VIDEO. Quand Catherine Deneuve faisait le mauvais choix de la pub pour une banque

Quand la "demoiselle insoumise" du cinéma faisait de la pub pour la banque Suez : retour dans cet extrait de "Complément d'enquête" sur un épisode qui a fait dire à beaucoup que "Catherine Deneuve aurait mieux fait de réfléchir"...
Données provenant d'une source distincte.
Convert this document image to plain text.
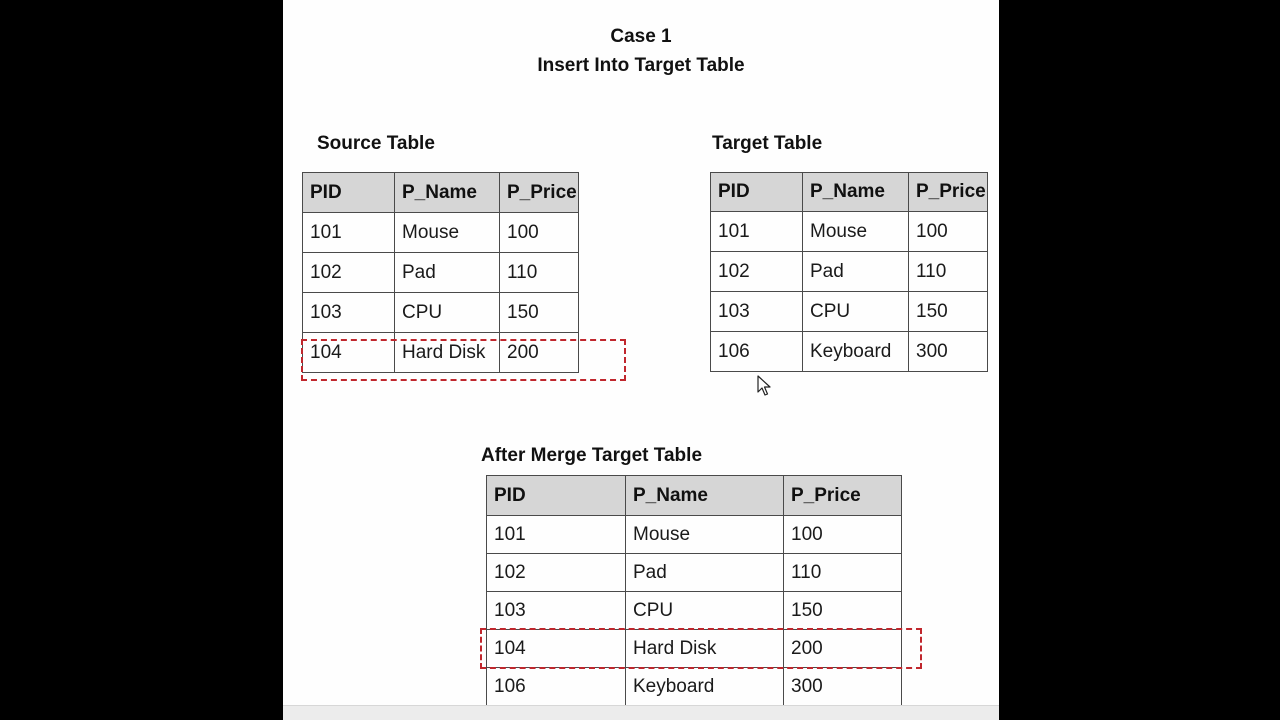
Case 1
Insert Into Target Table
Source Table
PID	P_Name	P_Price
101	Mouse	100
102	Pad	110
103	CPU	150
104	Hard Disk	200
Target Table
PID	P_Name	P_Price
101	Mouse	100
102	Pad	110
103	CPU	150
106	Keyboard	300
After Merge Target Table
PID	P_Name	P_Price
101	Mouse	100
102	Pad	110
103	CPU	150
104	Hard Disk	200
106	Keyboard	300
En 1987, en pleine cohabitation Mitterrand-Chirac, l'heure est à la privatisation de grandes entreprises publiques (TF1, Saint-Gobain, Paribas...). Le groupe financier Suez fait partie de la vague suivante. Pour encourager les petits épargnants à acheter des actions, le ministère des Finances souhaite une campagne de pub télévisée. L'agence BDDP fait partie des finalistes de la "short list" en compétition pour décrocher le budget. Mais comment faire la différence ? Jean-Claude Boulet, son fondateur, cherche un concept "plus sexy"

"La vérité, raconte-t-il dans cet extrait de "Complément d'enquête", c'est que je faisais mon jogging au bois de Boulogne. Comme je connaissais Catherine Deneuve, je me suis dit 'pourquoi ne pas la prendre comme porte-parole de Suez ?'. Et là, quand on regardé les yeux des membres du comité de direction, c'était clair qu'on avait gagné. Ils étaient absolument ébahis que Catherine Deneuve accepte d'être le porte-parole de leur campagne de privatisation !"

"Le bon choix... les stratèges de l'argent... réfléchissez"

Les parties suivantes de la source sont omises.